With millions of people filing for unemployment, it is obvious that many workers, at least through the clarifying lens of a global pandemic, are deemed non-essential, or as an extension, the businesses they worked for are also non-essential. This is not to say these workers don’t have a utilitarian value, but it does represent a clear indication of a severely broken economy, one that does not adequately respect or optimize people and planetary resources as having an inherent sustainable purpose for serving society.

From broken to benevolent: a future defined by human dignity

When every human is treated with dignity, not only in the wake of a crisis, but as essential contributors to all facets of society, we can attain a more resilient economy. For those of us that sit and idle in our homes, we all have choices to make today and in the future, about who we are, how we spend our time, how we invest our resources, and how we choose to engage in society and the new economy. COVID represents a wake-up call to reimagine a world where everyone is essential, not only by virtue of economic security, but through a deeper understanding and collective recognition that each of us have a distinct role to serve, ourselves, our families, our communities, and our shared world.

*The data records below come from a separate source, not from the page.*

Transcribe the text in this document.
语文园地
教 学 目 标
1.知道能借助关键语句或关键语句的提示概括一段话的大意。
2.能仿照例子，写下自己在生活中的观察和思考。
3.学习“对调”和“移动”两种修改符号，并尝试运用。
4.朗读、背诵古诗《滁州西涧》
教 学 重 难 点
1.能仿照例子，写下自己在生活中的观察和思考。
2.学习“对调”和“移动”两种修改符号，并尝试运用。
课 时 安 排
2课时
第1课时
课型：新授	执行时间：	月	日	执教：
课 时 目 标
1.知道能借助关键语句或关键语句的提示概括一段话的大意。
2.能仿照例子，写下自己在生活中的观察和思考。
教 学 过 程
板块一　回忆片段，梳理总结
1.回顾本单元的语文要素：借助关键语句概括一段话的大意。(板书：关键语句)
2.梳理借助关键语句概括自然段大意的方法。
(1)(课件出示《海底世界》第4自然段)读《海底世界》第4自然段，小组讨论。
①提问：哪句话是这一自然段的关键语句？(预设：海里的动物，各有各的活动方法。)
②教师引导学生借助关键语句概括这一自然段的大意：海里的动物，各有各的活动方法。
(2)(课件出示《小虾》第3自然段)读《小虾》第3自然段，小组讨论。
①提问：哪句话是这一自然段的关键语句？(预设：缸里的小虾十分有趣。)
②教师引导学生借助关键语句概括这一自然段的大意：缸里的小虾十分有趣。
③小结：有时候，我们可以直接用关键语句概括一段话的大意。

COVID is an unprecedented crisis, but amidst the uncertainty there lies an unprecedented opportunity for humanity to recreate a better world, one whereby every person has an essential and distinct role to serve. In doing so, we can put society on a path to proactively predict and prevent future calamity. Further, we can optimize people and resources so that the well-being of every human becomes the central tenet of a more just, peaceful, and sustainable economy.

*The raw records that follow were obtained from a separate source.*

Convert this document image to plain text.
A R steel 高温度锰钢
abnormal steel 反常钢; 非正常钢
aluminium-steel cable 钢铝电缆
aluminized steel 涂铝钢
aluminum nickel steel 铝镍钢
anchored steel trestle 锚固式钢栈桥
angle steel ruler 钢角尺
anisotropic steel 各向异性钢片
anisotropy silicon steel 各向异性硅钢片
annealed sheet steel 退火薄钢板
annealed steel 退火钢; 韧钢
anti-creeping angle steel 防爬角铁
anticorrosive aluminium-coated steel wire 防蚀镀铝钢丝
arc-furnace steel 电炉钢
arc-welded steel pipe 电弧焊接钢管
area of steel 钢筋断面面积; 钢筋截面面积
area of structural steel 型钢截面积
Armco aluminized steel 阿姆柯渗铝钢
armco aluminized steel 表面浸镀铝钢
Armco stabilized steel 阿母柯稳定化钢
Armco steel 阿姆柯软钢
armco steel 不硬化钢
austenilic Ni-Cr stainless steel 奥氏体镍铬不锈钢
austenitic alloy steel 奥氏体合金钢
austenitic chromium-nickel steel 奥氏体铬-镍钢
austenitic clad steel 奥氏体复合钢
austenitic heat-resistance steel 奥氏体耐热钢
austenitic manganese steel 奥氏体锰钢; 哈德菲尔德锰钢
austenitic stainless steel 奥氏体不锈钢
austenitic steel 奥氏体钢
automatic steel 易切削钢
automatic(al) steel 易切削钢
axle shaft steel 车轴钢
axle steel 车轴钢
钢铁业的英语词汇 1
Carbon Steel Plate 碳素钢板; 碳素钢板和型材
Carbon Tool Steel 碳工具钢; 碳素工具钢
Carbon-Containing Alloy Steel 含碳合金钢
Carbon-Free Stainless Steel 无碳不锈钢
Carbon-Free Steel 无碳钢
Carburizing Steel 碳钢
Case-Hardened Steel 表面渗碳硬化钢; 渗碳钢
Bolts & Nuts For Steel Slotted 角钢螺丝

Resiliency as a service, the future of work

COVID has hit us hard and unexpectedly. While we long for some semblance of ‘the way life used to be,’ our unsettling reality is that there is no going back to business as usual. We are forever changed. Here on out we need to redefine how we live, work, eat, play, educate, and entertain.

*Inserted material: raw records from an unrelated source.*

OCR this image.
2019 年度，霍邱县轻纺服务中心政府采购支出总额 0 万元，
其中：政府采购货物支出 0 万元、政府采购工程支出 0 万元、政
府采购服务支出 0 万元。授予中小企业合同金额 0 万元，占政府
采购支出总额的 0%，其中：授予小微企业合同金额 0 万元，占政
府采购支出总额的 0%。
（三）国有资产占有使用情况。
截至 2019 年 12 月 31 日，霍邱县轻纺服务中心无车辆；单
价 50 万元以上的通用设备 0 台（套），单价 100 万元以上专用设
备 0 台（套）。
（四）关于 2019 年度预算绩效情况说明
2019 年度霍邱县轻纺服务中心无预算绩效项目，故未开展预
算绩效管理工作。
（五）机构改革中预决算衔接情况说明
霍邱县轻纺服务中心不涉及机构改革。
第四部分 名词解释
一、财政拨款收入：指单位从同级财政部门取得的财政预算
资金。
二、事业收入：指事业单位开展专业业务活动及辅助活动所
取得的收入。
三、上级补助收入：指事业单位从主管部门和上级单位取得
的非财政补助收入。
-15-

COVID may have swept over us like a tsunami, but it has not destroyed our spirit or will to survive. As each day passes, we learn a little more about the inner workings anddestructive nature of the virus. The world’s foremost scientists and researchers are hard at work, studying and deconstructing every molecule of COVID, so that we can determine how to better manage, eventually mitigate, and ultimately destroy, this enemy of the people.

As we emerge from lockdown and begin the deliberate process of reopening our communities, everyone must now do our part, to be brave and vigilant, sensible and pragmatic, kind and patient, as we recondition ourselves to live in a world with COVID. We must also assess the damage and take from this historic fate, the lessons that will prepare us for future uncertainty. As new codes of conduct, operational procedures and organizational policies are constructed to warrant our social immersion, the world will look, feel, and be different.

The ‘now’ economy: people-centered and humanistic

The workplace is forever changed. COVID has already created and will continue to manifest new business models illuminated by a fundamental shift in how we produce and consume goods and services. The future of work is likely to be more inclusive of business models that intentionally build agility, resiliency, safety, security, and sustainability as a service into them.

A beacon of hope and possibility is that this moment will manifest a movement to stimulate a more people-centered humanistic economy, one that proactively protects and serves everyone, and as everyone is essential to the greater well-being of the whole. COVID has enforced change upon us all. But we still retain the power of choice and creative capacity for adaptation and innovation.

We are all essential to defining what’s next, particularly the novel economy. We must arrest the advance of any false narrative that seeks to define our lives narrowly or with incomplete measure of worth. For it is in times of great crisis and change that we must protect our individual and collective rights as we rediscover and redefine how the new economy will better serve us. This is our time to stand tall in the face of great adversity, to embrace our differences, acknowledge our flaws, learn from the past, and build a better world, together.